A 17.6% return on equity for a regional bank is strong. NETINC of 360281 is $360 million in net income for the quarter. Pull limit=20 and you have five years of trend data to chart yourself. There are hundreds of available fields — Tier 1 capital ratio (RBC1AAJ), net interest margin (NIMY), and the ratio of uninsured deposits, which is exactly the number I was hunting for in the first place.

Every bank failure since 1934

The /failures endpoint is grim but useful. It’s the historical record of every FDIC-resolved failure, with the estimated cost to the insurance fund:

curl -s "https://api.fdic.gov/banks/failures?\
fields=NAME,CITYST,FAILDATE,QBFDEP,COST&\
sort_by=FAILDATE&sort_order=DESC&limit=3&format=json"

The most recent entries as I write this show a Georgia community bank failing in May 2026, and a Chicago bank in January 2026 that cost the fund about $19.6 million. Total records: 4,115. COST is null for very recent failures because the final tab isn’t settled yet — a small honesty detail I appreciate in a government dataset.

A gotcha with field names

The available fields differ between endpoints, and the docs list is long and not always current. If you request a field that doesn’t exist on an endpoint, the API silently drops it rather than erroring. That means a typo gets you a missing column, not a helpful message. When something’s absent from your response, check spelling against the metadata definitions at the FDIC’s developer docs before assuming the data isn’t there.

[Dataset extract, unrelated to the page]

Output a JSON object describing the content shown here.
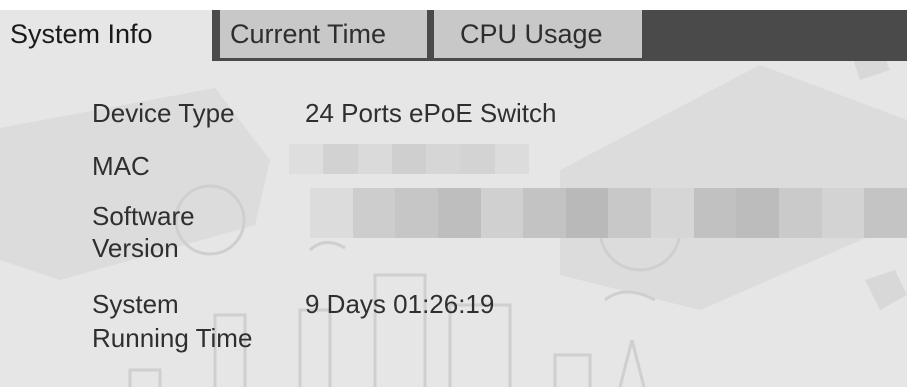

Also: dates are inconsistent across endpoints. /financials uses 20260331 (YYYYMMDD as a string), while /failures uses 5/1/2026. Normalize on ingest or you’ll get burned joining tables.

Wiring it into a dashboard

I keep a tiny script that pulls the last eight quarters for a watchlist of regional banks and flags any quarter where ROA drops below zero or deposits shrink more than 5% sequentially. It’s maybe 40 lines of Python with requests, and it runs off cron. No vendor, no key rotation, no bill.

If you’re doing this kind of pull-normalize-analyze work regularly, having a machine that stays on and runs quietly matters more than raw horsepower. I run my scrapers on a small always-on box — a Beelink mini PC handles a stack of cron jobs like this without breaking a sweat, and it sips power. Full disclosure: affiliate link.

And if you’re stitching FDIC data together with company filings, the SEC EDGAR XBRL API we covered earlier pairs well for publicly-traded bank holding companies. For pulling other keyless government datasets, the Treasury FiscalData API walkthrough uses the same pattern. Both live alongside our free browser tools.

The broader point: a surprising amount of high-quality financial data is free, keyless, and machine-readable if you know the endpoint. The FDIC has been quietly running one of the best open data APIs in government. It won’t tell you what to do with a bank’s numbers — but it’ll hand you every number, in JSON, for nothing.